風呂には滅多に入らないなんて言ってしまうと誤解されそうなのだけれど、実際あまり入らないからなんて表現すればよいのだろう。シャワーで済ませてしまう。
昔からの習慣は変わらないもので、湯船に浸かる頻度というのは、だいたい月に一度か二度。冬は寒いせいで少し増えるものの、暑い時季はわざわざ沸かすことなんてほとんどないから、だいたい年間で二十回くらいなんじゃないかと思う。

 

温泉は好きだし、旅行に出かけたら一日に二、三回は入る。
ただ、家ではなぜかお湯に入って温まろうという気にならない。理由を考えてみても、習慣だからという答えしか浮かばないが、おそらく家の風呂場は身体を洗うためだけの場所という意識が強いのだろう。面倒臭さが先立ち、さっさと済ませてしまいたくなるのだ。風呂なんか沸かしていたらそれだけで時間がかかるし、入るのも体力を使うから億劫になる。

体質的な問題もあるかもしれない。脂性といっていいくらい、身体から出てくる油分が多いことが悩みの一つだ。
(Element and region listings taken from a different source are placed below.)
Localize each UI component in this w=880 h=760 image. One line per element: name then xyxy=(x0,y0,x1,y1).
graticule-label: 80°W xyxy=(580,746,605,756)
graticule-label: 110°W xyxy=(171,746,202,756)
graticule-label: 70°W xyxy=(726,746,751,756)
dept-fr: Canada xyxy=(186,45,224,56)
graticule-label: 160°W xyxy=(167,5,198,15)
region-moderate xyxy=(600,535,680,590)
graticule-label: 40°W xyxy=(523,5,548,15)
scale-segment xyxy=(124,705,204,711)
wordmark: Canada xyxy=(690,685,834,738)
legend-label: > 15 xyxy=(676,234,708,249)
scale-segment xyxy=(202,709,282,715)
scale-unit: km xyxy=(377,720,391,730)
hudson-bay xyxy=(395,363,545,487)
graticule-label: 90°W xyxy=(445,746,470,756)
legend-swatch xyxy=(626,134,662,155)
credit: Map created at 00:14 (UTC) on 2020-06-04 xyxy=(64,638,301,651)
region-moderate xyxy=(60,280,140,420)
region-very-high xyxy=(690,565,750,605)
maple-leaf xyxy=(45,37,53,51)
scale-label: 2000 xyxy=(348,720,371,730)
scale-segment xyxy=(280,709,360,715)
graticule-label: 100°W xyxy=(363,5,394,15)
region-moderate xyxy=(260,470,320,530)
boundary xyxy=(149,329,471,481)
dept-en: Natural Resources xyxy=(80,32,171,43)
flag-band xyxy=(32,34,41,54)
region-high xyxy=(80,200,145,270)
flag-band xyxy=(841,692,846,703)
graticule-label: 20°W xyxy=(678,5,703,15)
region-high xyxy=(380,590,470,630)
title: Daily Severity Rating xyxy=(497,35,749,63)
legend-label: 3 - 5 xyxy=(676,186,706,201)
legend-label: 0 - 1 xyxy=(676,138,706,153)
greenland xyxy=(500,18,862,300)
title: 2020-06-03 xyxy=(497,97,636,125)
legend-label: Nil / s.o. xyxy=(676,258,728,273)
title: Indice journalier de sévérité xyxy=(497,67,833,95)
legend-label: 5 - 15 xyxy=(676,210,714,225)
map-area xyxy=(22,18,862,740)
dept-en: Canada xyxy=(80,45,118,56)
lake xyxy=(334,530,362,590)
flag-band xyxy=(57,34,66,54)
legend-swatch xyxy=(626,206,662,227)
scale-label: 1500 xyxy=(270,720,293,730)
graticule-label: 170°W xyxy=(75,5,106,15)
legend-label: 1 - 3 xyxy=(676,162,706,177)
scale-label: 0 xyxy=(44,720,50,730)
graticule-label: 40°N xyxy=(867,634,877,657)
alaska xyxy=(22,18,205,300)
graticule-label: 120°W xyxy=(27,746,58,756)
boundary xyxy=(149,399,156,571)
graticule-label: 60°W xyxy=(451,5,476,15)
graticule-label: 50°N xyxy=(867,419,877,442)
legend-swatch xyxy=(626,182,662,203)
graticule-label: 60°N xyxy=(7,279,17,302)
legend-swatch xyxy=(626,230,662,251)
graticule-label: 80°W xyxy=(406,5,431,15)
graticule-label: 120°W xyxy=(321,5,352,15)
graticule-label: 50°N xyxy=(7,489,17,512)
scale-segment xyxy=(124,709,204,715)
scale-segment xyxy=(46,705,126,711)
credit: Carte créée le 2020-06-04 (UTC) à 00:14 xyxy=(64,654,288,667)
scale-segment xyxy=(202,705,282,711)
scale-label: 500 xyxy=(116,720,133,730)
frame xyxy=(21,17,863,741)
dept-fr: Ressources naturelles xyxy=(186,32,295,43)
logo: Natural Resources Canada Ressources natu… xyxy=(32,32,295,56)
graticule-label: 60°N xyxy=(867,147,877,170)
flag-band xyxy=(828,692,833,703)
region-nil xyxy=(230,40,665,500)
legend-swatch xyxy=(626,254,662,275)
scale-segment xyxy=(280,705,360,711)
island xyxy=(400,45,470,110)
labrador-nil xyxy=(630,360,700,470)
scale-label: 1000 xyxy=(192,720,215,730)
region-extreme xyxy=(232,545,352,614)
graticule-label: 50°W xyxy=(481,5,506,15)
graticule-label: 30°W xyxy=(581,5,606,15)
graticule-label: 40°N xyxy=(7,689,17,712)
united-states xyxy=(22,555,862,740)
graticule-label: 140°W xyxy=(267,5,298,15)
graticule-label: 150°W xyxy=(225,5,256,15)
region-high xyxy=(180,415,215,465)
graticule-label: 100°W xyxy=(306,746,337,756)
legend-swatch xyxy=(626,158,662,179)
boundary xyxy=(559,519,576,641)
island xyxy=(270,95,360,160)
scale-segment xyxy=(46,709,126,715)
朝起きると、必ずと言っていいほど髪がベタついている。頭を洗わないと外に出るのが憚られるくらいには、ベッタベタだ。
第二次性徴の半ばを過ぎたあたりから、朝シャンが生活の一部になった。朝の忙しい時間には、ゆっくり風呂に入る時間がない。いつしか家の風呂場はシャワーを浴びるだけの場所になった。

夜は夜で、やりたいことがたくさんある。風呂に割く余裕なんかほとんど残っていない。朝入ったしいいか、とそのまま眠ってしまうことも珍しくない。それが悪循環になって油脂を目立たせている可能性も否定できないが、寝る直前に身体を洗ったとしても寝起きは悲惨なことになっているから、体質的な部分が大きいと思う。
先日、久しぶりに湯船に浸かったが、やはり家での風呂はコスパが悪いと思った。

お湯に浸かることで血行の促進になるなど、まぁ健康上のメリットがあることは知っている。それが習慣になっている人には、寿命では敵わないかもしれない。
ただ、自分にとって習慣ではないもののために時間と体力を割くのは、なかなかストレス度合いの高い行為だという気もする。家の風呂なんて別に楽しいわけでもないし、どちらかと言えば虚しくなることのほうが多い。自分と向き合って思考を整理するためにはうってつけの空間だから、考えようによっては悪くないのだが、似たようなことは自室に一人でいるときにもできるし、何より突発的な閃きをメモに残せないのが致命的だ。何度、風呂場で妙案を逃したことか、もう覚えていない。

 

外に出ない生活が長く続いていると、朝シャンの必要性も薄れてきて、最近では夜に入ることも増えてきた。しかし、風呂に入る頻度は変わらないし、シャワーの回数すら減少傾向にあるから、だんだん清潔感がなくなりつつあって危機感を覚える。少しは外出しないと身だしなみの意識が消失してしまって、社会生活が危うくなりかねない。
一説によると、常在菌のためには毎日洗うことは推奨されないらしいが……日本人としては、そのあたりの感覚は微妙なところだ。